Start with the tires and make sure they are inflated properly. When they aren’t, it is similar to driving with the parking brake on and can cost a mile or two per gallon. Tire pressure should be checked at least once a month and don’t forget the spare.
Air filters should not be clogged with dirt, dust or bugs. A dirty filter will choke off the air and create a “rich” mixture – too much gas being burned for the amount of air – that wastes gas and causes the engine to lose power. A rule of thumb is to have the air filter inspected at each oil change and replaced when dirty, torn, water or oil soaked, or when showing other signs of wear. Replacing a clogged air filter will improve gas mileage by as much as 10 percent.
Spark plugs are an often-neglected maintenance item because of their long-life expectancy. They are one of the hardest working parts of the engine and when functioning properly, they improve reliability and maximize engine performance and fuel economy. Plugs that are worn or fouled can cause the engine to lose power or misfire, which wastes fuel.

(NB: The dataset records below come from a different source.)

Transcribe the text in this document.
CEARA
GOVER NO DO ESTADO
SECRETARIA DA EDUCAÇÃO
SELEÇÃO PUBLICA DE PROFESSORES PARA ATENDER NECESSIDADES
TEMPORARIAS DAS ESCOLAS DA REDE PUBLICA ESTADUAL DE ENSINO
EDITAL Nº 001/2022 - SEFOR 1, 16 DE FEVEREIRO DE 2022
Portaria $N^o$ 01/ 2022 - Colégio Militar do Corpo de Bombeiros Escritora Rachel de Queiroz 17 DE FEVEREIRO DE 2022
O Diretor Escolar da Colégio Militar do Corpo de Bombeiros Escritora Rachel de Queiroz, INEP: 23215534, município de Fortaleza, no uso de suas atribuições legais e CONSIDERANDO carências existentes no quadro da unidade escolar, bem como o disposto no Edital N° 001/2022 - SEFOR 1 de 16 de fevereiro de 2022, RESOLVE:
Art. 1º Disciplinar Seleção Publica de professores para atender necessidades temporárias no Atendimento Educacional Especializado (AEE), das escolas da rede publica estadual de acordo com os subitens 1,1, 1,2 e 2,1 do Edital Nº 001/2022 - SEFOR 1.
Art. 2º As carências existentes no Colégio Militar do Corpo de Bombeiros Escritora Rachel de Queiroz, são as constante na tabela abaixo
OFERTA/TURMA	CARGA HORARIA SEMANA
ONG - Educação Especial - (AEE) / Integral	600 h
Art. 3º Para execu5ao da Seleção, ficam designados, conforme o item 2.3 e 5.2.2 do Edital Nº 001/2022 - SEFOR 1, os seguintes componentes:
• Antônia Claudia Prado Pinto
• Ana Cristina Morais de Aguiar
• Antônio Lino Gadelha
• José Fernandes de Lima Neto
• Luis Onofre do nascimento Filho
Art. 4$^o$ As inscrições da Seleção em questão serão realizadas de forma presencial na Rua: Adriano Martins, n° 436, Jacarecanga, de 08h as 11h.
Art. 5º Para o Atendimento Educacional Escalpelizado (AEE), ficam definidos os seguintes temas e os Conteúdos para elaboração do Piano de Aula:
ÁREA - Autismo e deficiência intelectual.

The replacement interval for spark plugs can range from 30,000 to 100,000 miles.
A check of the spark plugs is usually part of a routine tune-up during which your automotive technician makes sure other ignition system and/or emission system parts, as well as the on-board computer control system, are working properly. A well-tuned engine delivers the best balance of power and fuel economy and produces the lowest level of emissions.
Gas caps should not be damaged, loose or missing. About 17 percent of the vehicles on the road have loose, damaged or missing gas caps, causing 147 million gallons of gas to vaporize every year.
In addition to proper vehicle maintenance, motorists can also get better gas mileage by avoiding aggressive driving, which can lower gas mileage by as much as 33 percent on the highway and five percent on city streets, and avoiding excessive idling as a vehicle gets zero miles per gallon when sitting idle. Letting the vehicle warm up for one to two minutes is sufficient.
Motorists should observe the speed limit as gas mileage decreases rapidly at speeds above 60 mph. Each mph driven over 60 will result in an additional 10 cents per gallon. Cruise control helps maintain a constant speed on the highway.
Combining errands into one trip will also save gas and time. Several short trips taken from a cold start can use twice as much fuel as a longer multi-purpose trip covering the same distance.
Avoid carrying unneeded heavy items in the trunk as an extra 100 pounds can cut fuel efficiency by a percent or two.